Third, we examined interrelations between measures of absolute, relative, and diagnostic accuracy to assess their convergent validity. As a main result, we found that correlations among measures reflecting the same type of accuracy were both statistically significant and substantial, whereas correlations among absolute, relative, and diagnostic accuracy scores were comparably low. Although this finding corresponds largely with the pattern reported by Schraw et al. (2014), our findings deviate from theirs to some extent. For instance, whereas Schraw and colleagues found that sensitivity and specificity tended to be uncorrelated, this was not true for our study where these two aspects of diagnostic accuracy were substantially interrelated. Thus, we could not confirm the assumption that sensitivity and specificity measure two independent calibration phenomena. However, our data confirm the assumption of Schraw et al. (2014) that indicators of relative and absolute accuracy may assess the same latent construct, albeit the correlations in our sample are much more moderate than Schraw’s. A new aspect of our research concerns the rather modest correlations between the same accuracy measures assessed at different situations in the cognitive process (i.e., pre- vs. postdictions). With a few exceptions, these correlations were moderate to low, suggesting that different calibration processes took place in the two judgment conditions.

Given these findings on construct validity, we recommend that researchers should explicitly reference the selected accuracy construct. Furthermore, to improve the reliability of the measurement, we recommend computing and comparing at least two measures for each accuracy construct analyzed.

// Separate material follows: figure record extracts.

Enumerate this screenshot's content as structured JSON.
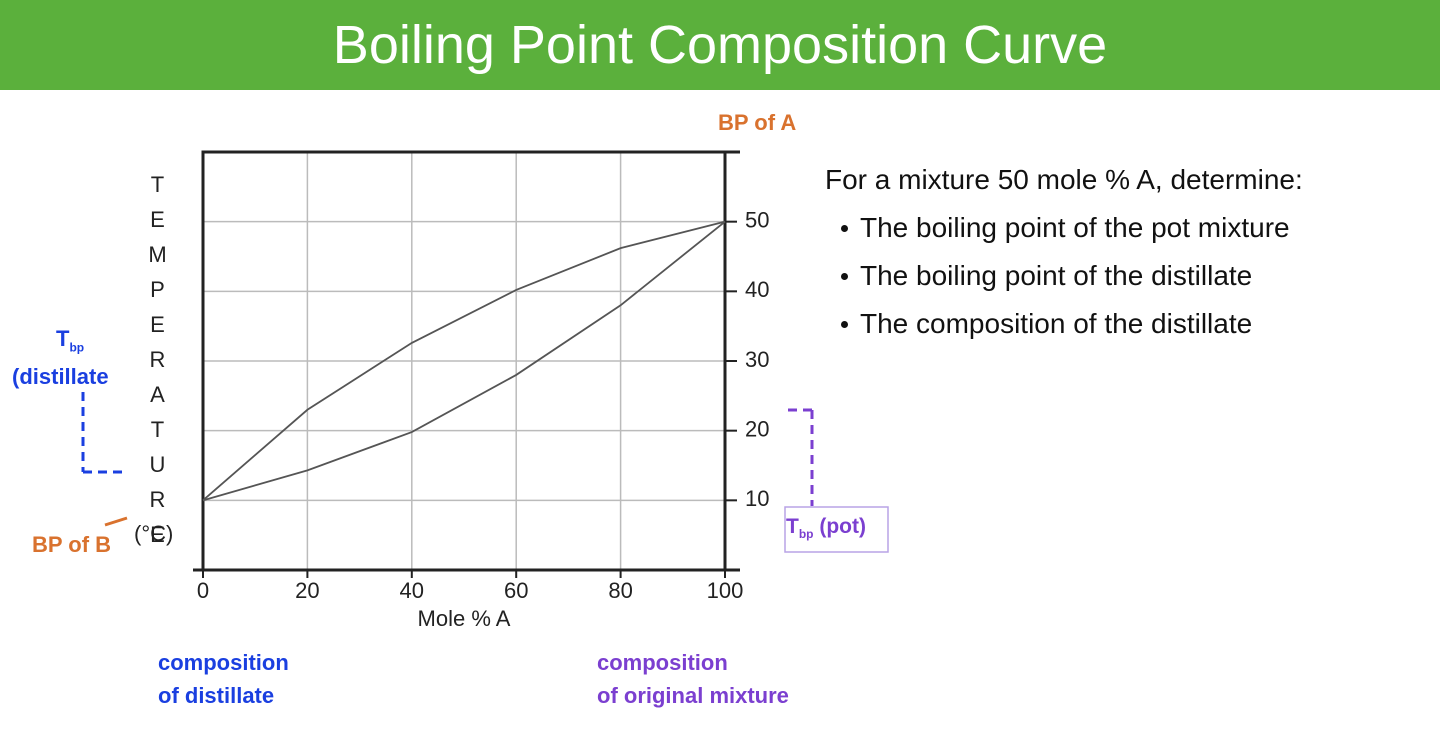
{
  "slide": {
    "title": "Boiling Point Composition Curve",
    "prompt": "For a mixture 50 mole % A, determine:",
    "bullets": [
      "The boiling point of the pot mixture",
      "The boiling point of the distillate",
      "The composition of the distillate"
    ]
  },
  "chart_data": {
    "type": "line",
    "x": [
      0,
      20,
      40,
      60,
      80,
      100
    ],
    "series": [
      {
        "color": "#555555",
        "values": [
          10,
          23,
          32.6,
          40.2,
          46.2,
          50
        ]
      },
      {
        "color": "#555555",
        "values": [
          10,
          14.3,
          19.8,
          28,
          38,
          50
        ]
      }
    ],
    "xlim": [
      0,
      100
    ],
    "xticks": [
      0,
      20,
      40,
      60,
      80,
      100
    ],
    "ylim": [
      0,
      60
    ],
    "yticks": [
      10,
      20,
      30,
      40,
      50
    ],
    "xlabel": "Mole % A",
    "ylabel": "TEMPERATURE",
    "ylabel_unit": "(°C)",
    "grid": true,
    "annotations": {
      "bp_a": "BP of A",
      "bp_b": "BP of B",
      "tbp_distillate": {
        "main": "T",
        "sub": "bp",
        "rest": "(distillate"
      },
      "tbp_pot": {
        "main": "T",
        "sub": "bp",
        "rest": "(pot)"
      },
      "comp_distillate": [
        "composition",
        "of distillate"
      ],
      "comp_original": [
        "composition",
        "of original mixture"
      ]
    }
  }
}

4.3 Limitations and directions for future research

Of course, the present study also suffers from some limitations. A first limitation is related to the sample selection. Only a small sample of secondary school students was recruited, all students were seventh graders, and all students attended the higher educational track of the German school system. Thus, it remains questionable whether our findings are representative for this age group and can be generalized to students attending lower educational tracks. Furthermore, given that no standardized mathematics test was available for seventh-grade students, a self-constructed test had to be used. A final limitation concerns the confinement to the mathematical domain, which impedes the drawing of conclusions regarding other domains such as monitoring of text comprehension.

In order to explore the generalizability of our findings, it seems important to replicate the study with a larger, more representative sample, and to extend the study goals. For instance, different age groups and tasks from different domains (e.g., mathematics and reading) should be included in the design to explore the robustness of findings. In addition, longitudinal designs and more elaborated statistical analyses such as latent growth modeling seem recommendable, in order to investigate whether calibration accuracy is an important predictor of further performance development. Finally, the impact of variables such as intelligence, self-concept, and motivation on calibration accuracy should be carefully assessed in future research. These variables may moderate calibration accuracy but may also be relevant when the goal is to change inappropriate metacognitive judgments.